What role does empathy play? 

In times like these where fear is everywhere, it's important that we have empathy for others. To be empathetic means to be able to notice the subtle verbal and non-verbal signals people give off that let you know what they need or want. People who do not have the ability to recognise these subtle cues are at a great social disadvantage in terms of the way they communicate with others. On the other hand, people who are empathetic receive both physical and emotional benefits from their sensitivity. Compassionate, empathetic people are able to really listen to and understand the experiences that other people describe. Their willingness to put their own concerns away for a while and to really witness and experience others' experiences is universally appreciated as a genuine and precious gift which decreases loneliness, bonds people together (creating stronger, deeper relationships), and enhances self-esteem and self-worth for both relationship partners.

Right now, everyone is feeling worried. Worried about getting the virus, worried about your loved ones, worried about cancellations and disappointments, worried for your business, job or income. Bunkering down and only looking out for yourself will not help these feelings of worry but exacerbate them, again you only have to look at the supermarket shelves for evidence of this. Understanding that we are not alone and being innovative in our approach is what resilience and behavioural agility are all about.

How are we affected?

It all started last Friday when our much anticipated Simon Sinek event was postponed. Our hearts sank, and the chatter that flowed in from colleagues was mirroring our disappointment. This was followed closely by the news that the PMPA Dance Tour to America would not be going ahead as planned, for Susan's daughter Caitlin and the postponement of the 18th birthday party for Ros' daughter Abbie. By the time Monday came around, the cancellations and postponements were coming in thick and fast for workshops and seminars we were scheduled to deliver as soon as Tuesday. We were well and truly experiencing some pretty unproductive emotions. As it would be for any small business, that is a massive hit to our revenue. Of course, it's difficult not to be worried when there is so much uncertainty as to when things will return to normal if indeed they ever do. It helps to remember that we're not the only ones suffering through the uncertainty and by sharing this with you, we hope that it helps you to open up too.

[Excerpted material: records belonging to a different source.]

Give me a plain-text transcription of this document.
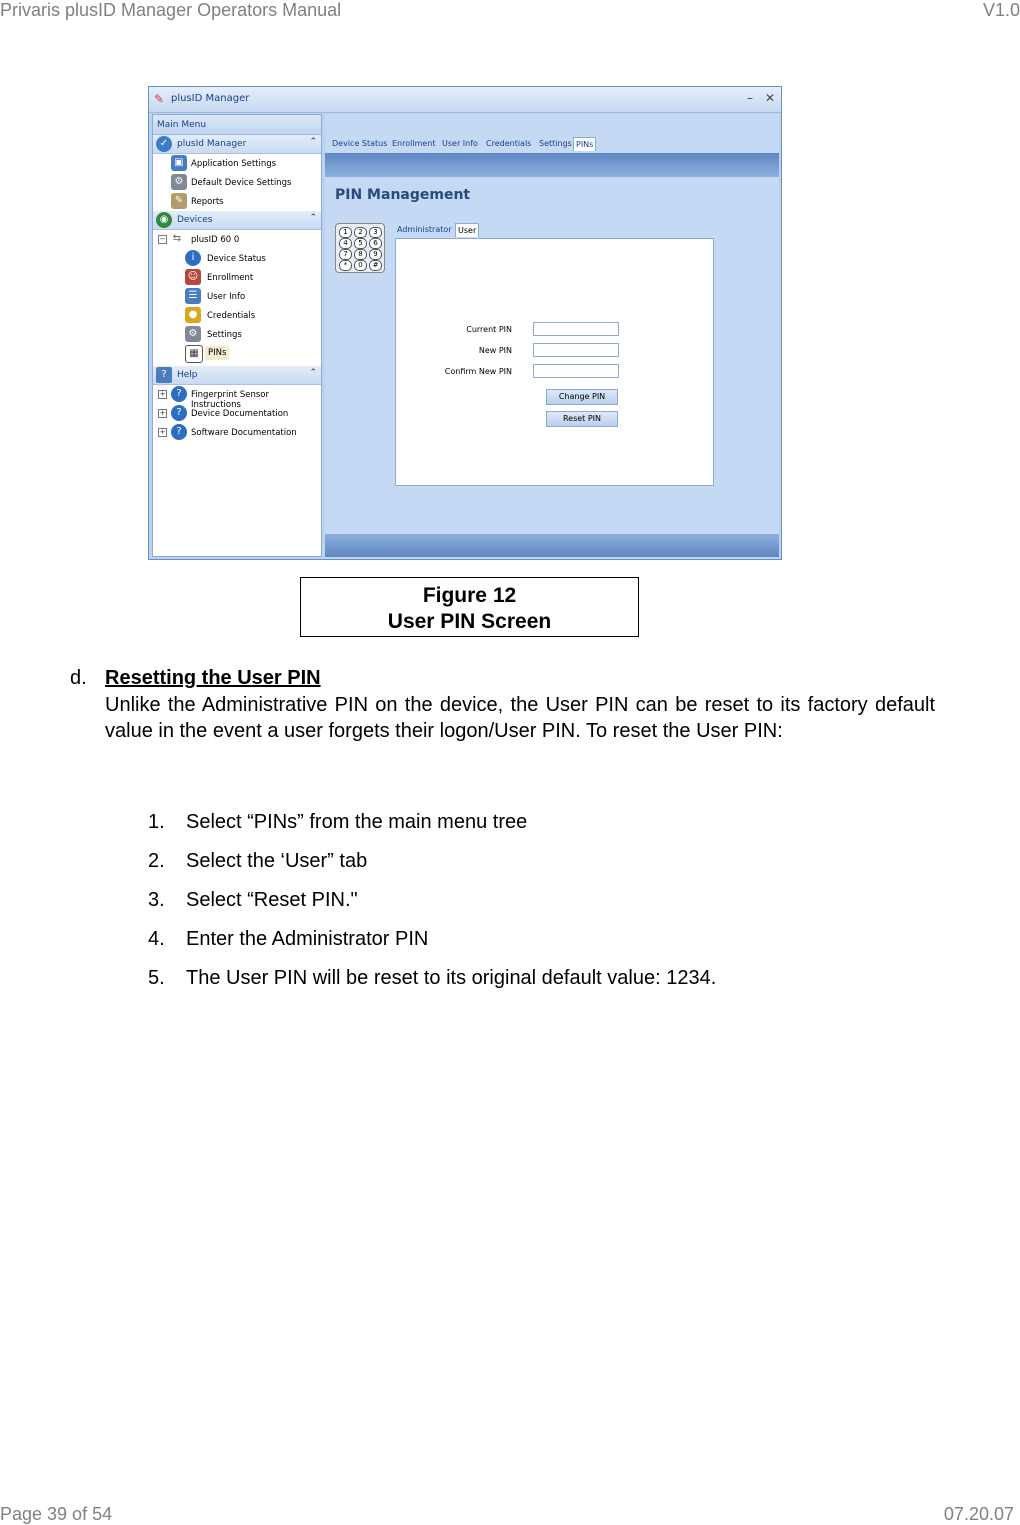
Privaris plusID Manager Operators Manual	V1.0
✎ plusID Manager	– ✕
Main Menu
✓ plusId Manager	⌃
▣ Application Settings
⚙ Default Device Settings
✎ Reports
◉ Devices	⌃
− ⇆	plusID 60 0
i	Device Status
☺	Enrollment
☰	User Info
●	Credentials
⚙	Settings
▦	PINs
?	Help	⌃
+	?	Fingerprint Sensor Instructions
+	?	Device Documentation
+	?	Software Documentation
Device Status Enrollment User Info Credentials Settings PINs
PIN Management
1	2	3
4	5	6
7	8	9
*	0	#
Administrator User
Current PIN
New PIN
Confirm New PIN
Change PIN
Reset PIN
Figure 12
User PIN Screen
d. Resetting the User PIN
Unlike the Administrative PIN on the device, the User PIN can be reset to its factory default value in the event a user forgets their logon/User PIN. To reset the User PIN:
1. Select “PINs” from the main menu tree
2. Select the ‘User” tab
3. Select “Reset PIN."
4. Enter the Administrator PIN
5. The User PIN will be reset to its original default value: 1234.
Page 39 of 54	07.20.07
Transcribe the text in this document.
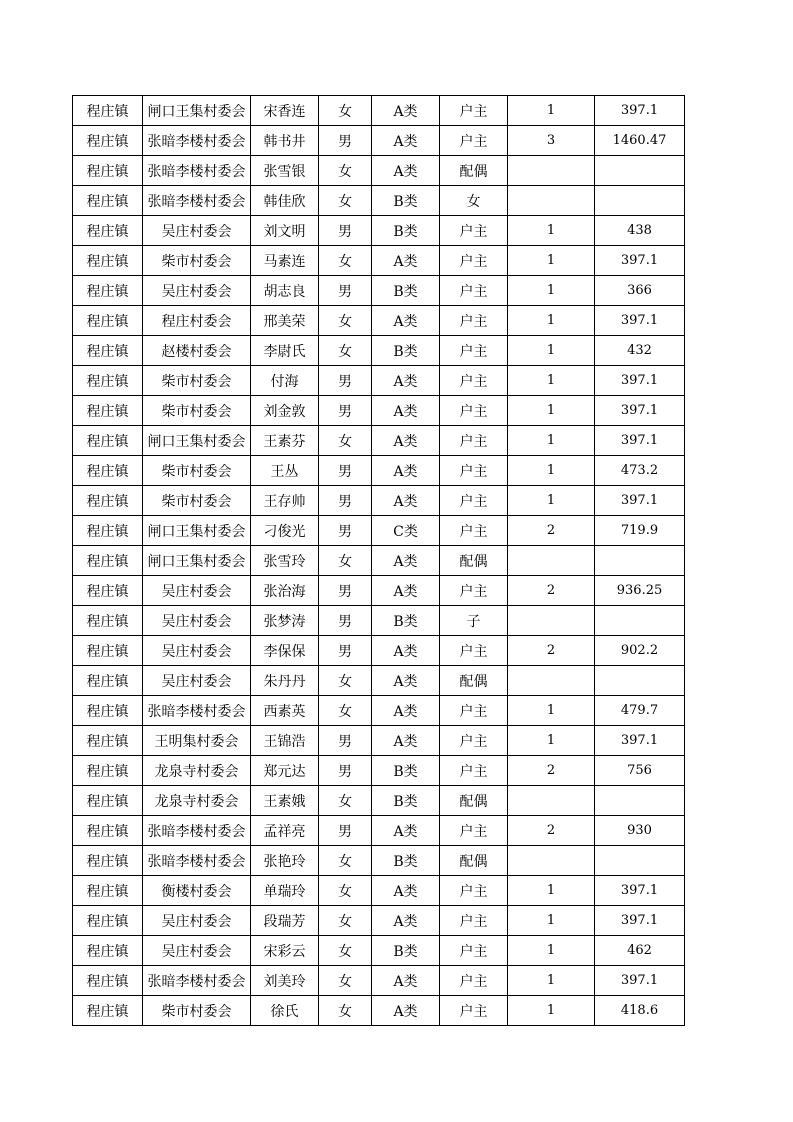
程庄镇	闸口王集村委会	宋香连	女	A类	户主	1	397.1
程庄镇	张暗李楼村委会	韩书井	男	A类	户主	3	1460.47
程庄镇	张暗李楼村委会	张雪银	女	A类	配偶		
程庄镇	张暗李楼村委会	韩佳欣	女	B类	女		
程庄镇	吴庄村委会	刘文明	男	B类	户主	1	438
程庄镇	柴市村委会	马素连	女	A类	户主	1	397.1
程庄镇	吴庄村委会	胡志良	男	B类	户主	1	366
程庄镇	程庄村委会	邢美荣	女	A类	户主	1	397.1
程庄镇	赵楼村委会	李尉氏	女	B类	户主	1	432
程庄镇	柴市村委会	付海	男	A类	户主	1	397.1
程庄镇	柴市村委会	刘金敦	男	A类	户主	1	397.1
程庄镇	闸口王集村委会	王素芬	女	A类	户主	1	397.1
程庄镇	柴市村委会	王丛	男	A类	户主	1	473.2
程庄镇	柴市村委会	王存帅	男	A类	户主	1	397.1
程庄镇	闸口王集村委会	刁俊光	男	C类	户主	2	719.9
程庄镇	闸口王集村委会	张雪玲	女	A类	配偶		
程庄镇	吴庄村委会	张治海	男	A类	户主	2	936.25
程庄镇	吴庄村委会	张梦涛	男	B类	子		
程庄镇	吴庄村委会	李保保	男	A类	户主	2	902.2
程庄镇	吴庄村委会	朱丹丹	女	A类	配偶		
程庄镇	张暗李楼村委会	西素英	女	A类	户主	1	479.7
程庄镇	王明集村委会	王锦浩	男	A类	户主	1	397.1
程庄镇	龙泉寺村委会	郑元达	男	B类	户主	2	756
程庄镇	龙泉寺村委会	王素娥	女	B类	配偶		
程庄镇	张暗李楼村委会	孟祥亮	男	A类	户主	2	930
程庄镇	张暗李楼村委会	张艳玲	女	B类	配偶		
程庄镇	衡楼村委会	单瑞玲	女	A类	户主	1	397.1
程庄镇	吴庄村委会	段瑞芳	女	A类	户主	1	397.1
程庄镇	吴庄村委会	宋彩云	女	B类	户主	1	462
程庄镇	张暗李楼村委会	刘美玲	女	A类	户主	1	397.1
程庄镇	柴市村委会	徐氏	女	A类	户主	1	418.6
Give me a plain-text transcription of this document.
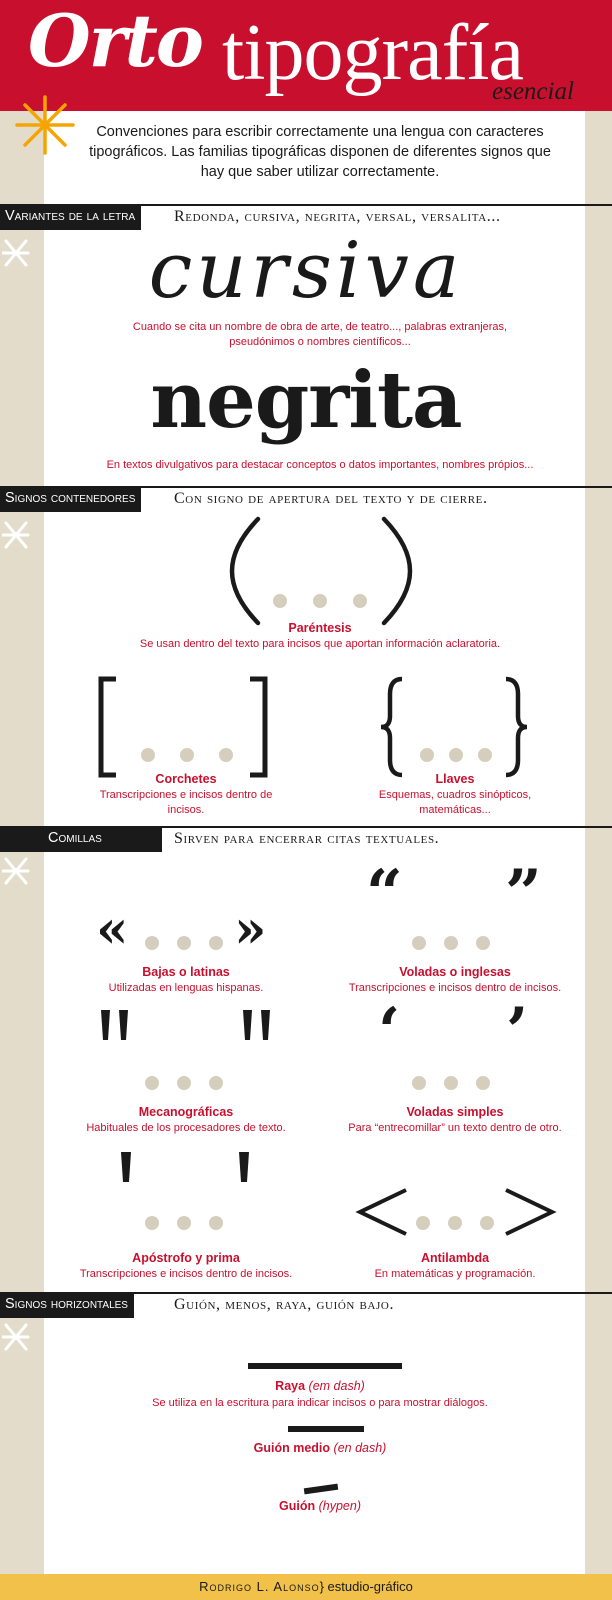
Orto tipografía
esencial
Convenciones para escribir correctamente una lengua con caracteres tipográficos. Las familias tipográficas disponen de diferentes signos que hay que saber utilizar correctamente.
Variantes de la letra	Redonda, cursiva, negrita, versal, versalita...
cursiva
Cuando se cita un nombre de obra de arte, de teatro..., palabras extranjeras, pseudónimos o nombres científicos...
negrita
En textos divulgativos para destacar conceptos o datos importantes, nombres própios...
Signos contenedores	Con signo de apertura del texto y de cierre.
Paréntesis
Se usan dentro del texto para incisos que aportan información aclaratoria.
Corchetes
Transcripciones e incisos dentro de incisos.
Llaves
Esquemas, cuadros sinópticos, matemáticas...
Comillas	Sirven para encerrar citas textuales.
« »
Bajas o latinas
Utilizadas en lenguas hispanas.
“ ”
Voladas o inglesas
Transcripciones e incisos dentro de incisos.
Mecanográficas
Habituales de los procesadores de texto.
‘ ’
Voladas simples
Para “entrecomillar” un texto dentro de otro.
Apóstrofo y prima
Transcripciones e incisos dentro de incisos.
Antilambda
En matemáticas y programación.
Signos horizontales	Guión, menos, raya, guión bajo.
Raya (em dash)
Se utiliza en la escritura para indicar incisos o para mostrar diálogos.
Guión medio (en dash)
Guión (hypen)
Rodrigo L. Alonso} estudio-gráfico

Owning up to these challenges or vulnerabilities is not admitting a weakness but rather a demonstration of courage. To quote our favourite author Brene Brown, 'Vulnerability sounds like truth and feels like courage. Truth and courage aren't always comfortable, but they're never weakness.'

What are we doing differently? 

What this 'free time' provides though, is the space to work on those projects that have been on our 'to-do list' for ages. Things such as finalising submissions for grants and tenders, developing and trialling online platforms to deliver our educational content, honing our tech skills and improving our ability to host remote learning and development, give our web designer the feedback he needs to finalise our new website, working on our strategic and marketing plans, not to mention taking the time to touch base with our clients like we are right now! These are the innovations and adaptions that will see us more agile for future events that are also out of our control.

To summarise our message, take a look at how you're feeling and consider how others are feeling too. Take advice and support from your networks, be generous where you can and be grateful for what you do have at your disposal to adapt.